In the recent study titled The Relations Among Depression , Cognition and Brain Volume in Professional Boxers, the authors were looking to see if there was a relationship between depression/cognitive changes and reduced brain volume to athletes that sustained repetitive head impacts. A total of 205 professional boxers participated in the study. The authors found there was indeed such a link. Interestingly the study also noted that depression may precede further cognitive changes meaning, from a regulatory perspective, that depression may be a key warning sign that an athlete may have sustained too much cumulative brain trauma.

The full abstract reads as follows:

Objective: Depression, neuropathology, and cognitive decline are commonly observed with repetitive head injuries (RHIs). We examined whether in boxers (a) clinically significant depression is associated with structural brain changes and cognition; (b) minimal symptoms of depression moderate the relations among RHI and brain volumes and cognition; and (c) baseline depression is associated with longitudinal cognitive changes.

Setting: Clinical Research Center.

Participants: A total of 205 male professional boxers.

Design: Cross-sectional and longitudinal (subsample: n = 45; first visit to follow-up range = 1-6 years; mean = 2.61 years).

Main Measures: Patient Health Questionnaire-9 depression; CNS Vital Signs cognitive battery; brain imaging.

Results: Clinically significant depression was associated with smaller regional volumes in insula, cingulate, orbitofrontal cortex, thalami, and middle corpus-callosum subregions; and with poorer verbal memory and psychomotor speed performance.

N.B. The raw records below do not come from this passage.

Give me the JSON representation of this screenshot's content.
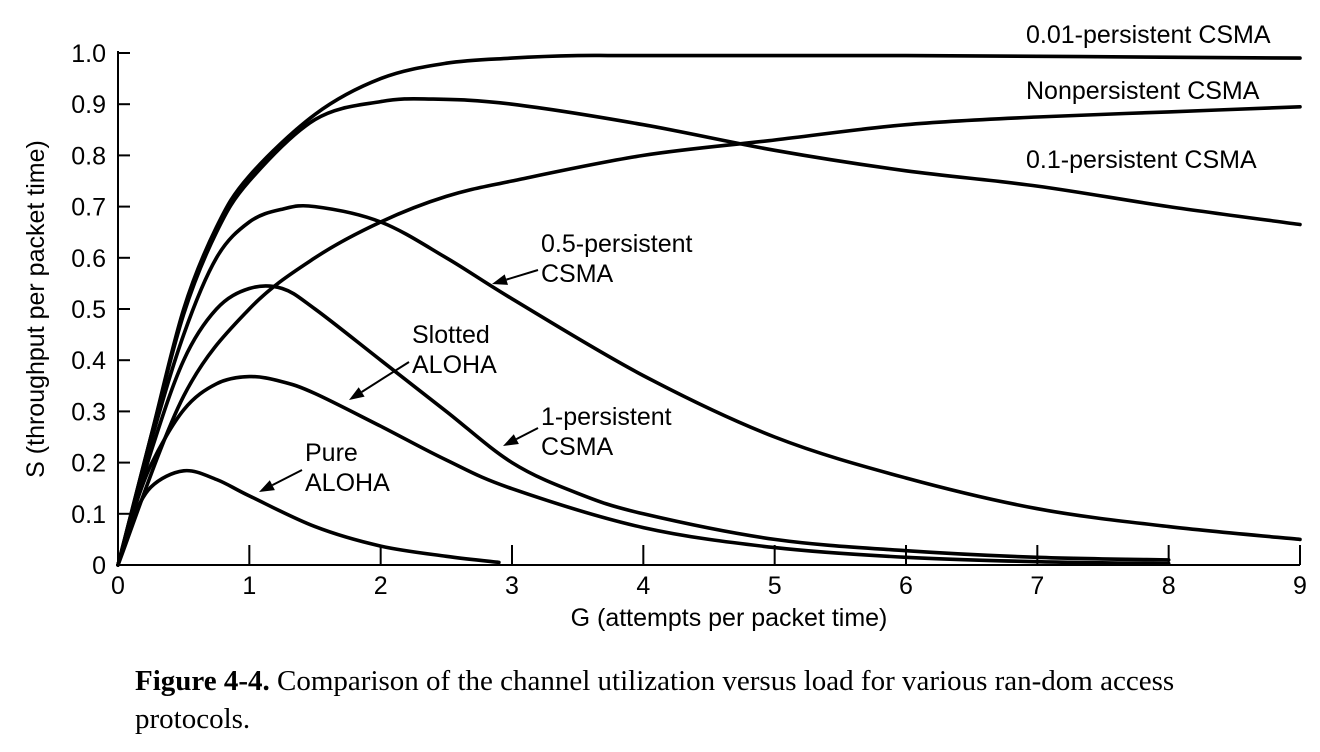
{
  "chart_data": {
    "type": "line",
    "xlabel": "G (attempts per packet time)",
    "ylabel": "S (throughput per packet time)",
    "xlim": [
      0,
      9
    ],
    "ylim": [
      0,
      1.0
    ],
    "x_ticks": [
      "0",
      "1",
      "2",
      "3",
      "4",
      "5",
      "6",
      "7",
      "8",
      "9"
    ],
    "y_ticks": [
      "0",
      "0.1",
      "0.2",
      "0.3",
      "0.4",
      "0.5",
      "0.6",
      "0.7",
      "0.8",
      "0.9",
      "1.0"
    ],
    "grid": false,
    "legend": "none",
    "series": [
      {
        "name": "0.01-persistent CSMA",
        "label_lines": [
          "0.01-persistent CSMA"
        ],
        "points": [
          [
            0,
            0
          ],
          [
            0.25,
            0.25
          ],
          [
            0.5,
            0.5
          ],
          [
            0.75,
            0.66
          ],
          [
            1,
            0.76
          ],
          [
            1.5,
            0.88
          ],
          [
            2,
            0.95
          ],
          [
            2.5,
            0.98
          ],
          [
            3,
            0.99
          ],
          [
            3.5,
            0.995
          ],
          [
            4,
            0.995
          ],
          [
            6,
            0.995
          ],
          [
            9,
            0.99
          ]
        ]
      },
      {
        "name": "Nonpersistent CSMA",
        "label_lines": [
          "Nonpersistent CSMA"
        ],
        "points": [
          [
            0,
            0
          ],
          [
            0.5,
            0.33
          ],
          [
            1,
            0.5
          ],
          [
            1.5,
            0.6
          ],
          [
            2,
            0.67
          ],
          [
            2.5,
            0.72
          ],
          [
            3,
            0.75
          ],
          [
            4,
            0.8
          ],
          [
            5,
            0.83
          ],
          [
            6,
            0.86
          ],
          [
            7,
            0.875
          ],
          [
            8,
            0.885
          ],
          [
            9,
            0.895
          ]
        ]
      },
      {
        "name": "0.1-persistent CSMA",
        "label_lines": [
          "0.1-persistent CSMA"
        ],
        "points": [
          [
            0,
            0
          ],
          [
            0.25,
            0.25
          ],
          [
            0.5,
            0.49
          ],
          [
            0.75,
            0.65
          ],
          [
            1,
            0.75
          ],
          [
            1.5,
            0.87
          ],
          [
            2,
            0.905
          ],
          [
            2.4,
            0.91
          ],
          [
            3,
            0.9
          ],
          [
            4,
            0.86
          ],
          [
            5,
            0.81
          ],
          [
            6,
            0.77
          ],
          [
            7,
            0.74
          ],
          [
            8,
            0.7
          ],
          [
            9,
            0.665
          ]
        ]
      },
      {
        "name": "0.5-persistent CSMA",
        "label_lines": [
          "0.5-persistent",
          "CSMA"
        ],
        "points": [
          [
            0,
            0
          ],
          [
            0.25,
            0.24
          ],
          [
            0.5,
            0.45
          ],
          [
            0.75,
            0.6
          ],
          [
            1,
            0.67
          ],
          [
            1.25,
            0.695
          ],
          [
            1.5,
            0.7
          ],
          [
            2,
            0.67
          ],
          [
            2.5,
            0.6
          ],
          [
            3,
            0.52
          ],
          [
            4,
            0.37
          ],
          [
            5,
            0.25
          ],
          [
            6,
            0.17
          ],
          [
            7,
            0.11
          ],
          [
            8,
            0.075
          ],
          [
            9,
            0.05
          ]
        ]
      },
      {
        "name": "1-persistent CSMA",
        "label_lines": [
          "1-persistent",
          "CSMA"
        ],
        "points": [
          [
            0,
            0
          ],
          [
            0.25,
            0.22
          ],
          [
            0.5,
            0.4
          ],
          [
            0.75,
            0.5
          ],
          [
            1,
            0.54
          ],
          [
            1.25,
            0.54
          ],
          [
            1.5,
            0.5
          ],
          [
            2,
            0.4
          ],
          [
            2.5,
            0.3
          ],
          [
            3,
            0.2
          ],
          [
            3.5,
            0.14
          ],
          [
            4,
            0.1
          ],
          [
            5,
            0.05
          ],
          [
            6,
            0.028
          ],
          [
            7,
            0.015
          ],
          [
            8,
            0.01
          ]
        ]
      },
      {
        "name": "Slotted ALOHA",
        "label_lines": [
          "Slotted",
          "ALOHA"
        ],
        "points": [
          [
            0,
            0
          ],
          [
            0.1,
            0.09
          ],
          [
            0.25,
            0.195
          ],
          [
            0.5,
            0.303
          ],
          [
            0.75,
            0.354
          ],
          [
            1,
            0.368
          ],
          [
            1.25,
            0.358
          ],
          [
            1.5,
            0.335
          ],
          [
            2,
            0.271
          ],
          [
            2.5,
            0.205
          ],
          [
            3,
            0.149
          ],
          [
            4,
            0.073
          ],
          [
            5,
            0.034
          ],
          [
            6,
            0.015
          ],
          [
            7,
            0.0064
          ],
          [
            8,
            0.0027
          ]
        ]
      },
      {
        "name": "Pure ALOHA",
        "label_lines": [
          "Pure",
          "ALOHA"
        ],
        "points": [
          [
            0,
            0
          ],
          [
            0.1,
            0.082
          ],
          [
            0.25,
            0.152
          ],
          [
            0.5,
            0.184
          ],
          [
            0.75,
            0.167
          ],
          [
            1,
            0.135
          ],
          [
            1.5,
            0.075
          ],
          [
            2,
            0.037
          ],
          [
            2.5,
            0.017
          ],
          [
            2.9,
            0.005
          ]
        ]
      }
    ]
  },
  "caption": {
    "figure_number": "Figure 4-4.",
    "text": "Comparison of the channel utilization versus load for various ran-dom access protocols."
  }
}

Depression symptoms moderated the relations between RHI and bilateral thalami, left hippocampus, left medial orbitofrontal cortex, and bilateral insula volumes; but not cognition. Baseline depression was associated with poorer psychomotor speed and reaction time longitudinally and improved verbal memory performance longitudinally.

Conclusion: Clinical depression is associated with volumetric and cognitive changes occasioning RHI exposure, and even minimal depressive symptoms may moderate the relations between exposure and brain volumes in key regions. Longitudinally, there is preliminary evidence that depression precedes cognitive changes.